Diffbot offers several APIs for automatic extraction of content from third party websites. The content is returned as structured JSON or, in some cases, CSV, and is ready to be imported into your local database for further processing.
Through machine learning and its ability to improve over time, Diffbot excels in recognizing various types of content in several dozen human languages.
Please consult the following list of available APIs and their brief descriptions to recognize the use case you're interested in. Almost all of the APIs below can be used in tandem with out batch services and applied to a wide range of links at once.
- Product API allows you to extract information about products, including specifications, colors, availability, price, discount offers, shipping, description, reviews, and more.
- Article API allows you to extract information about news articles, blog posts, and other written content. Diffbot can recognize authors and their profile images and links, dates and locations of publication, sentiment, tags based on content, images in the article, comments, language the content is written in, and more.
- Image API allows you to extract detailed information about images, from dimensions and download URLs to what's on the image through image recognition.
- Video API same as above, for videos.
- Discussion API is used for extracting threads of content. This can be a review section of a product (indeed, Product API uses the Discussion API internally when extracting comments to include them in the output), a forum or Reddit thread, or a comment section in a blog.
- Analyze API can be used when you're not sure of the type of page you're trying to parse, or when you're issuing batch calls and can't specify what Diffbot will encounter across the domain being spidered. Analyze API will automatically recognize the type of content and apply one of the above APIs for processing.

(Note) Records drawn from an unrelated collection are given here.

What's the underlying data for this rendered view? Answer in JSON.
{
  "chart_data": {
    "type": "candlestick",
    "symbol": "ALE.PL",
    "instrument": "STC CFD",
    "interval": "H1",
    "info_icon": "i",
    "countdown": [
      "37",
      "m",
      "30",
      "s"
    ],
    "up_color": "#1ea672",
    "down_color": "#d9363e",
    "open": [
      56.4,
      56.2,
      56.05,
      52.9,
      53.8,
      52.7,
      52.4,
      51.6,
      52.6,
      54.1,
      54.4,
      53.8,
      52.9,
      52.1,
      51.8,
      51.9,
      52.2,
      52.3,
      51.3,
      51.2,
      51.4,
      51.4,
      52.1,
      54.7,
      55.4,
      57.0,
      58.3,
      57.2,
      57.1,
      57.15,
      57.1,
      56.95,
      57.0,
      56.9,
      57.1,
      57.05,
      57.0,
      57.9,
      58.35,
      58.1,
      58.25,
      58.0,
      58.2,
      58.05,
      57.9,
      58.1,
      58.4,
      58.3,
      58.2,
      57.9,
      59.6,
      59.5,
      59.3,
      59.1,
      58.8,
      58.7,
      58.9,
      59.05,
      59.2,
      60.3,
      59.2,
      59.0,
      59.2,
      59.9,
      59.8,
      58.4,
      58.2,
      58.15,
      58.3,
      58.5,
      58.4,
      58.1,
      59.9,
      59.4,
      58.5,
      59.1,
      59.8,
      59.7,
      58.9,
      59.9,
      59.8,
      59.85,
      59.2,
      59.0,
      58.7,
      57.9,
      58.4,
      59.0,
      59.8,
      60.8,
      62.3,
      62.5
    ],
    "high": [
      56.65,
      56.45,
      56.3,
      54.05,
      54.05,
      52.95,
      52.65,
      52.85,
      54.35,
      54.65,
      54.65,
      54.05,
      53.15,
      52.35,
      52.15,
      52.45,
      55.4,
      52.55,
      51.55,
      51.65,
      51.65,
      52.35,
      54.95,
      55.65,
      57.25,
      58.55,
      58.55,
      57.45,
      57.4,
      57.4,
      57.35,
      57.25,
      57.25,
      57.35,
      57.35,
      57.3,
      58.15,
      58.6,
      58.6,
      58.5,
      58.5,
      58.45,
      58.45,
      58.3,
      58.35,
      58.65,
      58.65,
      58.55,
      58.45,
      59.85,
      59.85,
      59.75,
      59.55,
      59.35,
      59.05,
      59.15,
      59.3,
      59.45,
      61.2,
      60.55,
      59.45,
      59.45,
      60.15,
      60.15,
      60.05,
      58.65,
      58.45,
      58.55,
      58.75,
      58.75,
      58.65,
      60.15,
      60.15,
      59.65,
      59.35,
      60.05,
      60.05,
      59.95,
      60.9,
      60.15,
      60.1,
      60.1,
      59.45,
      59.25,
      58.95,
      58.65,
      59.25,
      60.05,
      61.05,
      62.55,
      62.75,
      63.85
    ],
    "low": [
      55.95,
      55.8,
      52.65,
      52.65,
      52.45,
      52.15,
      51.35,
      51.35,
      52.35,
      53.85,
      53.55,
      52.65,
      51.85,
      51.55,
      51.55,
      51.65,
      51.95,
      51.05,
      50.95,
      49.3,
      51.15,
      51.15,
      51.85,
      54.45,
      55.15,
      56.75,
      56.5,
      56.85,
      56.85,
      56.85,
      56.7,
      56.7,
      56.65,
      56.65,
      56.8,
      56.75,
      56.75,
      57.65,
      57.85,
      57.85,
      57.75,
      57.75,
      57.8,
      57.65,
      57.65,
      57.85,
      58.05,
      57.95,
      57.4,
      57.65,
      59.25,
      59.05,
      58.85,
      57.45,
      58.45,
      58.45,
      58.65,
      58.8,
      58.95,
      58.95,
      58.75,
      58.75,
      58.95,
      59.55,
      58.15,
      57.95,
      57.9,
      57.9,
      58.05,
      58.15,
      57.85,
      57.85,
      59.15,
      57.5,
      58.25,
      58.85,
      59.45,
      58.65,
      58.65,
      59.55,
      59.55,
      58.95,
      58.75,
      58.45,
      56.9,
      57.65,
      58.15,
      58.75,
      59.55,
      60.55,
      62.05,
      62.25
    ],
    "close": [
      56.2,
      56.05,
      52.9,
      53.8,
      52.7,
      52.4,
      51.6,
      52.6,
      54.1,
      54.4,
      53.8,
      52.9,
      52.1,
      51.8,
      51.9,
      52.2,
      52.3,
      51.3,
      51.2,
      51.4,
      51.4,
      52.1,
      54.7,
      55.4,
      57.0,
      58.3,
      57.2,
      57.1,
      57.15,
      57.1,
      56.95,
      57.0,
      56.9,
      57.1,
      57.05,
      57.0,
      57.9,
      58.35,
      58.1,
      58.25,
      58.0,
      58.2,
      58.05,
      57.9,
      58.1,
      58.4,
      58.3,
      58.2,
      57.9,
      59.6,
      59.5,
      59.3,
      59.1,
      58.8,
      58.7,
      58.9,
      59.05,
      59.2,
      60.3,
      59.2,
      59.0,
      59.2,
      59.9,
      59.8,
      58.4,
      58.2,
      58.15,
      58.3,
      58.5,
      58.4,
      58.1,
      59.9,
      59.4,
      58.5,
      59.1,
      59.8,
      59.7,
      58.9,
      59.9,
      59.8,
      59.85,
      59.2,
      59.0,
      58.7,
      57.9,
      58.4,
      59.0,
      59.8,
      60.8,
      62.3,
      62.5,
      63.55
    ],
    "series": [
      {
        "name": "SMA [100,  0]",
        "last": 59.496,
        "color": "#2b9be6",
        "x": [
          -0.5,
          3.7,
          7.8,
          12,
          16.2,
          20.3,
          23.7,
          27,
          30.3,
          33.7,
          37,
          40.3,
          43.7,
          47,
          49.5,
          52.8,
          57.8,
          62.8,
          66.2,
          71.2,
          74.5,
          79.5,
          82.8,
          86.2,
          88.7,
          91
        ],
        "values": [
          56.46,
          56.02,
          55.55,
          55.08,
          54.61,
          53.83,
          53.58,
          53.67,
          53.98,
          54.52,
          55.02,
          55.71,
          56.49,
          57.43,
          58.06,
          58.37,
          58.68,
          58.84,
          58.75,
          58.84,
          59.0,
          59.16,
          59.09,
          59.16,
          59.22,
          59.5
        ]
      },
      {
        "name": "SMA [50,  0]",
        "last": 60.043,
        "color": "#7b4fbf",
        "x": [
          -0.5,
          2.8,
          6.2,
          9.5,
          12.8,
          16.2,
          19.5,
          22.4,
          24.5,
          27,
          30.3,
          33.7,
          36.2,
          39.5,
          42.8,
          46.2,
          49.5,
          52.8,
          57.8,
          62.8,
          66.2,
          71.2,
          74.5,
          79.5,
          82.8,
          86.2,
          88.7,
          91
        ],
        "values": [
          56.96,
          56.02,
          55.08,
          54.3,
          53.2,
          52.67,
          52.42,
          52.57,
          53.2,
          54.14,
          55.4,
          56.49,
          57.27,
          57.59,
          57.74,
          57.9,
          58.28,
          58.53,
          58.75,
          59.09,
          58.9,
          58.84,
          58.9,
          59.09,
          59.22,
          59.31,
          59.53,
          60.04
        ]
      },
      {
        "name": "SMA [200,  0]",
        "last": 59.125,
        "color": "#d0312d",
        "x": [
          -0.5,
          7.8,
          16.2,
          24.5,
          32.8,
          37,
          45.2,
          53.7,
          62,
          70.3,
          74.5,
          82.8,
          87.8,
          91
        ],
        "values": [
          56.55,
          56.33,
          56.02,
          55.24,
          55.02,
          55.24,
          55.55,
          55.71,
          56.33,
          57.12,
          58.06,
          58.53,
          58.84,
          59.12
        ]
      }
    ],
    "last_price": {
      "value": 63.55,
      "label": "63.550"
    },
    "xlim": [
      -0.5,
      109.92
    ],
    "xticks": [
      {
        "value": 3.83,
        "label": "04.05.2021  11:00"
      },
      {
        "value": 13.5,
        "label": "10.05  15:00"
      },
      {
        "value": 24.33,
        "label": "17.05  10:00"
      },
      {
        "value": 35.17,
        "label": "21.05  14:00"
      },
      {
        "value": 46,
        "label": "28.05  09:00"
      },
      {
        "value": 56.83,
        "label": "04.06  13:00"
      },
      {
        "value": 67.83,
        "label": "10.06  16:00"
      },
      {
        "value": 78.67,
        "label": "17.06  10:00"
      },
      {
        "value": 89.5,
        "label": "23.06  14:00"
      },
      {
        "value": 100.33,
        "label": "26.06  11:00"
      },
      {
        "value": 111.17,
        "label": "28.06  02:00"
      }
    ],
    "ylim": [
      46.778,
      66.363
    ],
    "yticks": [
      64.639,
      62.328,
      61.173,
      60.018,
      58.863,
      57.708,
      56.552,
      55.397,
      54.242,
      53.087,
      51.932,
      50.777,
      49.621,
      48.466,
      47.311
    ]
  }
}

- Custom API comes in when all else fails. If an Automatic API fails to recognize some content or extracts the wrong thing, it can be modified with the Custom API toolkit. Futhermore, if the page being processed is in a completely different category from any of the above APIs, a Custom API can be created from scratch specifically for that resource. Custom APIs are very powerful and worth learning about.
- Account API is an account-management API which lets you programmatically find out information about your Diffbot account. This can be account type, requests issued to Diffbot, plan and billing, list of custom rules, and more.